StarTalk Radio · Physics & Philosophy with Sean Carroll · June 5, 2026
Carroll Calls Fine Tuning Best Yet Terrible Argument for God
StarTalk Radio
StarTalk Radio
Physics & Philosophy with Sean Carroll
"The fine-tuning argument for the existence of God is what I think is the best argument for the existence of God. I also think it's a terrible argument, but still it's the best of the ones that they have."

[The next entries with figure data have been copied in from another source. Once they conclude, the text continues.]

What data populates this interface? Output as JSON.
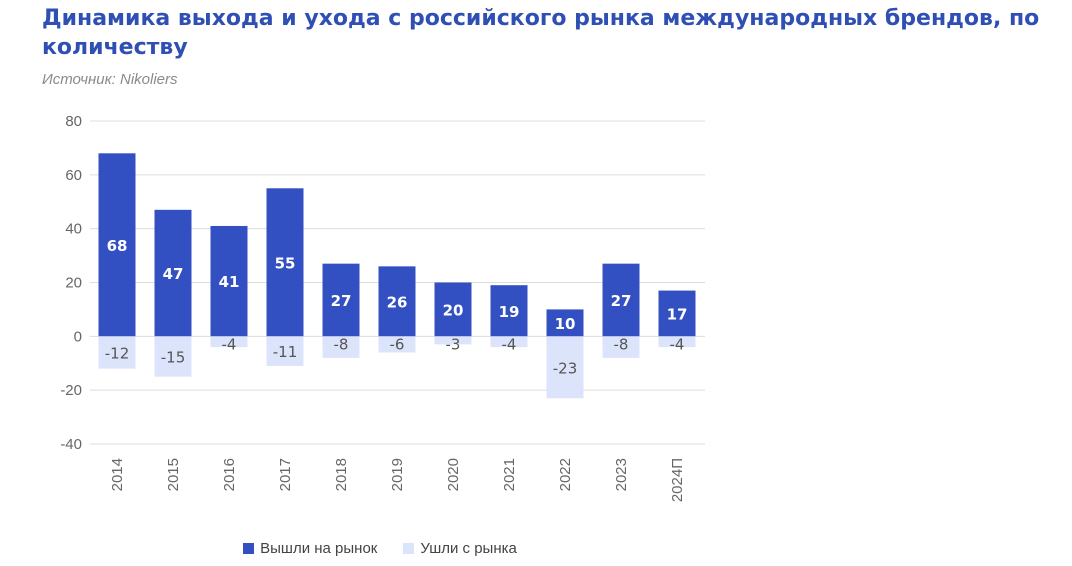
{
  "title": "Динамика выхода и ухода с российского рынка международных брендов, по количеству",
  "source": "Источник: Nikoliers",
  "colors": {
    "entered": "#3350c3",
    "left": "#dbe4fa",
    "grid": "#dcdcdc"
  },
  "chart_data": {
    "type": "bar",
    "stacked": true,
    "title": "Динамика выхода и ухода с российского рынка международных брендов, по количеству",
    "xlabel": "",
    "ylabel": "",
    "ylim": [
      -40,
      80
    ],
    "yticks": [
      80,
      60,
      40,
      20,
      0,
      -20,
      -40
    ],
    "grid": true,
    "legend_position": "bottom",
    "categories": [
      "2014",
      "2015",
      "2016",
      "2017",
      "2018",
      "2019",
      "2020",
      "2021",
      "2022",
      "2023",
      "2024П"
    ],
    "series": [
      {
        "name": "Вышли на рынок",
        "values": [
          68,
          47,
          41,
          55,
          27,
          26,
          20,
          19,
          10,
          27,
          17
        ]
      },
      {
        "name": "Ушли с рынка",
        "values": [
          -12,
          -15,
          -4,
          -11,
          -8,
          -6,
          -3,
          -4,
          -23,
          -8,
          -4
        ]
      }
    ]
  }
}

Sean Carroll offered a controversial take on theological debates, stating that while the fine-tuning argument is the strongest case for God's existence, it remains fundamentally flawed. He argued that an omnipotent God would not need specific physical conditions to create life, suggesting fine-tuning actually supports naturalistic explanations better than theological ones.

About this episode

On this episode of StarTalk Radio, host Neil deGrasse Tyson and co-host Chuck Nice were joined by physicist Sean Carroll, the Homewood Professor of Natural Philosophy at Johns Hopkins University, for a Cosmic Queries session focused on physics and philosophy. Carroll, known for his Mindscape podcast and work on quantum mechanics, spacetime, and cosmology, fielded questions from Patreon supporters on some of the deepest problems in modern physics. The conversation opened with Carroll's explanation of quantum entanglement and the many-worlds interpretation, which proposes that every quantum measurement outcome manifests in a separate, inaccessible parallel universe. Moving to cosmological questions, Carroll presented his theory that the Big Bang was not the beginning of the universe but one event in an eternal cosmos driven by quantum fluctuations, with a symmetric temporal structure where entropy increases in both future and past directions. The discussion turned philosophical when addressing the fine-tuning argument for God's existence, which Carroll called the best yet fundamentally flawed theological argument, noting that an omnipotent creator would not need specific physical conditions to create life. On the question of nothingness versus something, Carroll challenged the notion that empty space qualifies as nothing, arguing it possesses properties like dimensionality and obeys physical laws. The episode also explored neuroscience, with Carroll explaining how the brain constructs a delayed present moment rather than perceiving real-time reality, operating on a 40-50 millisecond delay to synchronize sensory inputs. Throughout, Tyson and Nice pressed Carroll to clarify these counterintuitive concepts, with Nice providing comedic reactions to the mind-bending implications of quantum mechanics and cosmology.